Il a déclaré à l’AFP que les manifestants « protestaient contre le caractère répressif de l’Etat ». Il pense qu’ils « remettent en question le leadership de Mme Hasina et l’accusent de s’accrocher au pouvoir par la force » et que « les étudiants la traitent en réalité de dictateur ».
Le porte-parole de l’ONU, Stéphane Dujarric, a appelé toutes les parties à faire preuve de retenue.
« Nous appelons le gouvernement à garantir un environnement propice au dialogue. Nous encourageons également les manifestants à engager le dialogue pour sortir de l’impasse », a-t-il déclaré aux journalistes. « La violence n’est jamais la solution. »
Internet «presque complètement arrêté»
« Les données en temps réel montrent que le Bangladesh est également affecté par une coupure quasi totale d’Internet », a rapporté X NetBlocks.

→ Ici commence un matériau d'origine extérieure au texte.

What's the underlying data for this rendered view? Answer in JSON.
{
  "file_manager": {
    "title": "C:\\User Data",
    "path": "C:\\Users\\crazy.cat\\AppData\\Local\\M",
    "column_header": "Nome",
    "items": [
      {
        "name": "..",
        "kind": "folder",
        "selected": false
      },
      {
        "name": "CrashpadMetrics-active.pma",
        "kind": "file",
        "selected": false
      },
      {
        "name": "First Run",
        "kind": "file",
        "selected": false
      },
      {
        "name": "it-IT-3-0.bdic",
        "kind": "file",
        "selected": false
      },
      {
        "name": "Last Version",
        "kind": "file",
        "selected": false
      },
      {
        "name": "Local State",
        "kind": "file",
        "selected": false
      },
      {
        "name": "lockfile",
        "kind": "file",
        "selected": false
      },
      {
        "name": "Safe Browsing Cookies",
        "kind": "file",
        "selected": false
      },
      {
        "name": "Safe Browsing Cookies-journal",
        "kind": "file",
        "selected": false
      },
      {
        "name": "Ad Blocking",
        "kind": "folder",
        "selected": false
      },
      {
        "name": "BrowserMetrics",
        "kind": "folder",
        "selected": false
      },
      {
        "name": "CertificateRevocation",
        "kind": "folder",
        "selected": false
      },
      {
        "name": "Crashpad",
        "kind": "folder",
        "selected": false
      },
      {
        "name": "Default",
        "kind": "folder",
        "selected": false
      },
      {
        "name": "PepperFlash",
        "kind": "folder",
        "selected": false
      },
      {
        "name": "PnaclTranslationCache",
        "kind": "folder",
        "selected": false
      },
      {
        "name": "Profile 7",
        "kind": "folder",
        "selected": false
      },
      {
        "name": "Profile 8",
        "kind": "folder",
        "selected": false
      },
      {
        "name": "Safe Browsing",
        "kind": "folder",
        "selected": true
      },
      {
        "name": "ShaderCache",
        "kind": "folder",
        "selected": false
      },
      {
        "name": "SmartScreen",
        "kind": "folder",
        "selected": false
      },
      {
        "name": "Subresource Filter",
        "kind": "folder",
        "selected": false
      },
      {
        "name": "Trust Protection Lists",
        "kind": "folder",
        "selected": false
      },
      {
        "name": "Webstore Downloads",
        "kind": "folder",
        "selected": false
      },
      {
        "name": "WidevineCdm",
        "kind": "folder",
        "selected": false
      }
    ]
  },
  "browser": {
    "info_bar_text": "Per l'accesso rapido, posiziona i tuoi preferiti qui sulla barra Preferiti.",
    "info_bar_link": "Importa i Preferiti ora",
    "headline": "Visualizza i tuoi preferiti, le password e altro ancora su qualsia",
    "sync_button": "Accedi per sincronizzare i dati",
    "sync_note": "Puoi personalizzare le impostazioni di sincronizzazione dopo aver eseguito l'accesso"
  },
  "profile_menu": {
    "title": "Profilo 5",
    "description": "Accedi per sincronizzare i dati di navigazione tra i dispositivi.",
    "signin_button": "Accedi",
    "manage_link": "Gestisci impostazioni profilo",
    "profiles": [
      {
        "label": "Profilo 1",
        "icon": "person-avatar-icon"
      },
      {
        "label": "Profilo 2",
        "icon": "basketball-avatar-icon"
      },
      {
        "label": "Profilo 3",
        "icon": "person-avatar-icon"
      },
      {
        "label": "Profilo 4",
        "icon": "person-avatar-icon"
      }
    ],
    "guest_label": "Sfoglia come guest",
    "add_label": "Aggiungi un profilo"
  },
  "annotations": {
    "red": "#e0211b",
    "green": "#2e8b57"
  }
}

L’organisation de surveillance des réseaux a déclaré que cette décision « fait suite à des efforts antérieurs visant à réprimer les médias sociaux et à restreindre les services de données mobiles », qui sont d’importants outils de communication pour les organisateurs de manifestations.
Les sites Internet des ministères de l’Intérieur et des Affaires étrangères, ainsi que ceux des journaux Dhaka Tribune et Daily Star, étaient indisponibles jeudi soir.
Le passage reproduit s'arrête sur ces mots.